Add to that Obama's comments about the bitterness of Americans clinging to guns and religion in small towns, elitist ideas perhaps influenced by Richard Hodstadter's Paranoid Style and "The Pseudo-Conservative Revolt" or Thomas Frank's What's the Matter with Kansas. It's the two things together - Wright's wacky theology and Obama's elitist attitudes about small-town Americans clinging to guns and religion - which calls into question the wisdom of a President Obama in the White House in 2008.
People like Rev. Wright make it much easier for Typical white people like me to not feel at all guilty about 200 years ago.
It has become increasingly apparant that Barrack and his pastor want seperate but unequal rights for black people.
All whites are the same. right brained bad people that need to have all their assets given to black left brained people. Just because.
If these statements had been made by a white preacher - he would be behind bars for a hate crime.
This man doesn’t want equal rights for all people he wants extinction of white people.
If Rev. Wright had only kept his mouth shut for a couple of more weeks and let Obama dispose of Hillary once and for all, then we wouldn't have to deal with her in the Fall.
Obama, with his self-destructive ways and American-hating friends, might have been easily defeated by McCain in November.
If Hillary is the nominee, McCain will let her walk all over him.
George got that right.
I doubt Obama loses North Carolina.
25% black and a huge Gen X an Echo Boomer population ..
The Dems can't afford to let this happen, no matter what the Rev says. Blacks would perceive this as whites stealing the election. There would be a Reginald-Denny style bloodbath, and blacks would stay home in November. Their resentment could even result in a third-party movement.
Thanks! What a great story that I hope is repeated all over the country!

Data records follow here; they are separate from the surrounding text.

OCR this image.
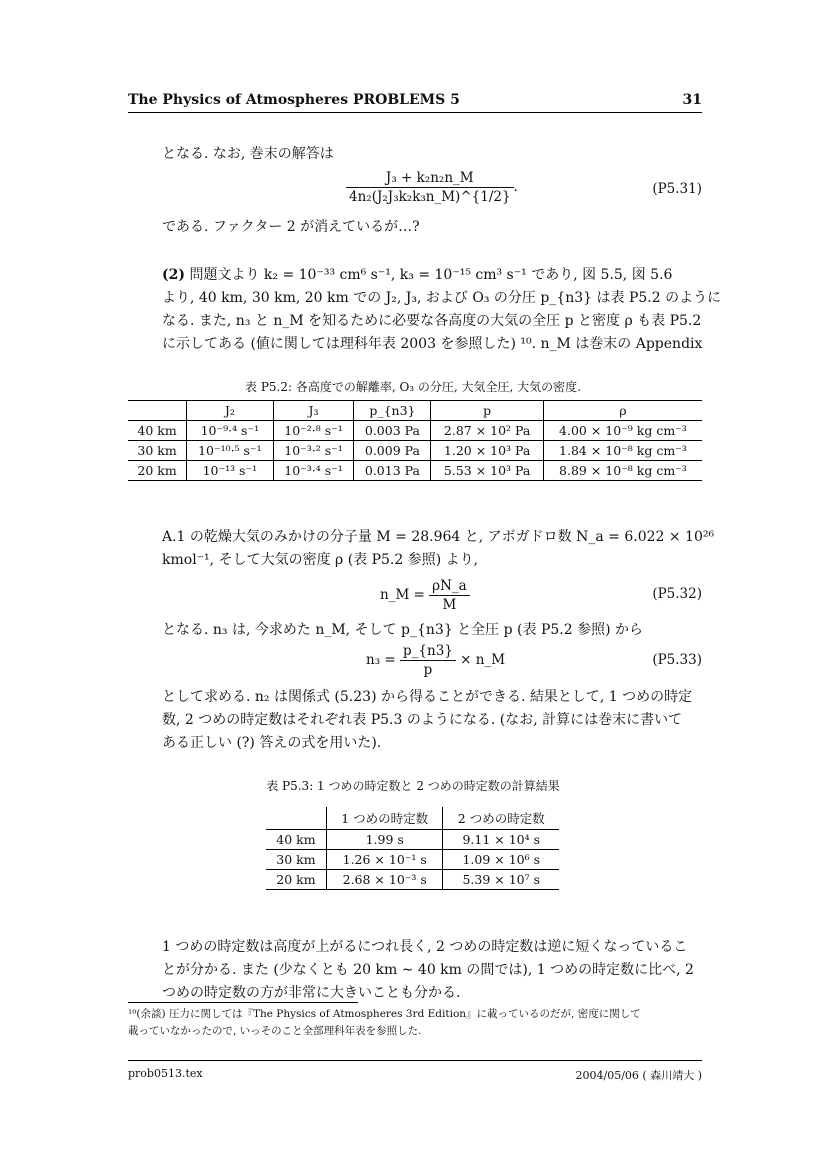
The Physics of Atmospheres PROBLEMS 5	31
となる. なお, 巻末の解答は
$\frac{\text{J₃ + k₂n₂n\_M}}{\text{4n₂(J₂J₃k₂k₃n\_M)\textasciicircum{}\{1/2\}}}$ .	(P5.31)
である. ファクター 2 が消えているが…?
(2) 問題文より k₂ = 10⁻³³ cm⁶ s⁻¹, k₃ = 10⁻¹⁵ cm³ s⁻¹ であり, 図 5.5, 図 5.6
より, 40 km, 30 km, 20 km での J₂, J₃, および O₃ の分圧 p_{n3} は表 P5.2 のように
なる. また, n₃ と n_M を知るために必要な各高度の大気の全圧 p と密度 ρ も表 P5.2
に示してある (値に関しては理科年表 2003 を参照した) ¹⁰. n_M は巻末の Appendix
表 P5.2: 各高度での解離率, O₃ の分圧, 大気全圧, 大気の密度.
	J₂	J₃	p_{n3}	p	ρ
40 km	10⁻⁹·⁴ s⁻¹	10⁻²·⁸ s⁻¹	0.003 Pa	2.87 × 10² Pa	4.00 × 10⁻⁹ kg cm⁻³
30 km	10⁻¹⁰·⁵ s⁻¹	10⁻³·² s⁻¹	0.009 Pa	1.20 × 10³ Pa	1.84 × 10⁻⁸ kg cm⁻³
20 km	10⁻¹³ s⁻¹	10⁻³·⁴ s⁻¹	0.013 Pa	5.53 × 10³ Pa	8.89 × 10⁻⁸ kg cm⁻³
A.1 の乾燥大気のみかけの分子量 M = 28.964 と, アボガドロ数 N_a = 6.022 × 10²⁶
kmol⁻¹, そして大気の密度 ρ (表 P5.2 参照) より,
n_M = $\frac{\rho N\_a}{M}$	(P5.32)
となる. n₃ は, 今求めた n_M, そして p_{n3} と全圧 p (表 P5.2 参照) から
$n_3 = \frac{p\_\{n3\}}{p}$ × n_M	(P5.33)
として求める. n₂ は関係式 (5.23) から得ることができる. 結果として, 1 つめの時定
数, 2 つめの時定数はそれぞれ表 P5.3 のようになる. (なお, 計算には巻末に書いて
ある正しい (?) 答えの式を用いた).
表 P5.3: 1 つめの時定数と 2 つめの時定数の計算結果
	1 つめの時定数	2 つめの時定数
40 km	1.99 s	9.11 × 10⁴ s
30 km	1.26 × 10⁻¹ s	1.09 × 10⁶ s
20 km	2.68 × 10⁻³ s	5.39 × 10⁷ s
1 つめの時定数は高度が上がるにつれ長く, 2 つめの時定数は逆に短くなっているこ
とが分かる. また (少なくとも 20 km ∼ 40 km の間では), 1 つめの時定数に比べ, 2
つめの時定数の方が非常に大きいことも分かる.
¹⁰(余談) 圧力に関しては『The Physics of Atmospheres 3rd Edition』に載っているのだが, 密度に関して
載っていなかったので, いっそのこと全部理科年表を参照した.
prob0513.tex	2004/05/06 ( 森川靖大 )
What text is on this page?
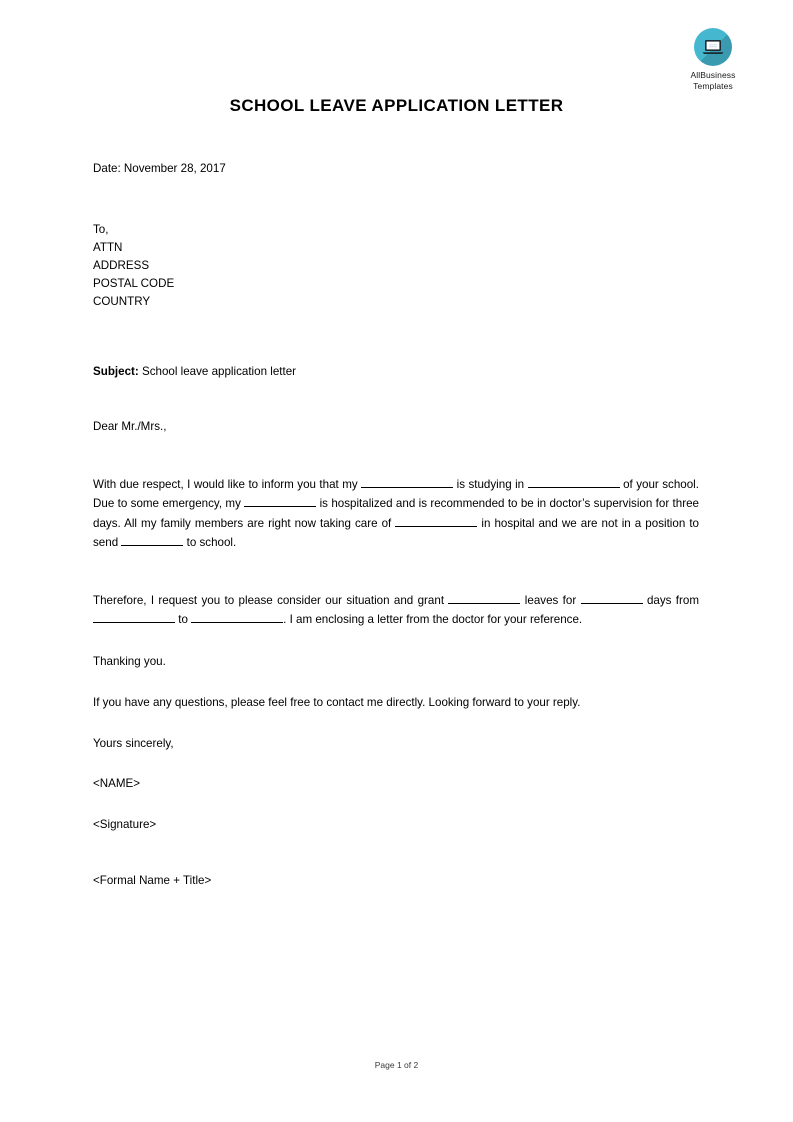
AllBusiness
Templates
SCHOOL LEAVE APPLICATION LETTER
Date: November 28, 2017
To,
ATTN
ADDRESS
POSTAL CODE
COUNTRY
Subject: School leave application letter
Dear Mr./Mrs.,

With due respect, I would like to inform you that my	is studying in	of your school. Due to some emergency, my	is hospitalized and is recommended to be in doctor’s supervision for three days. All my family members are right now taking care of	in hospital and we are not in a position to send	to school.

Therefore, I request you to please consider our situation and grant	leaves for	days from  to	. I am enclosing a letter from the doctor for your reference.

Thanking you.

If you have any questions, please feel free to contact me directly. Looking forward to your reply.

Yours sincerely,
<NAME>
<Signature>
<Formal Name + Title>
Page 1 of 2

This is the horrible conundrum with which the Democratic superdelegates are faced: Either cast their lot with a fatally flawed candidate, in order to mollify their African-American base (and young people, to the extent that they can be expected to actually vote in November); or give the nomination to Hillary instead--despite her enormous negatives with the general public--and hope that the civil war that would surely erupt within the Democratic Party will (somehow) not result in John McCain's triumph in the fall.
Truly, the superdelegates are being impaled on the horns of the proverbial dilemma.
Well, nice of George to be a Good Republicans this time
If B. Hussein O.looses then Wright can go back to his screeching about the underclass blacks not having a chance in Whitey's Amurika. The money and prestige continues to roll in.If B. Hussein O. should be elected all the sermons will be moot. I put my nickel on him wanting Obama to loose.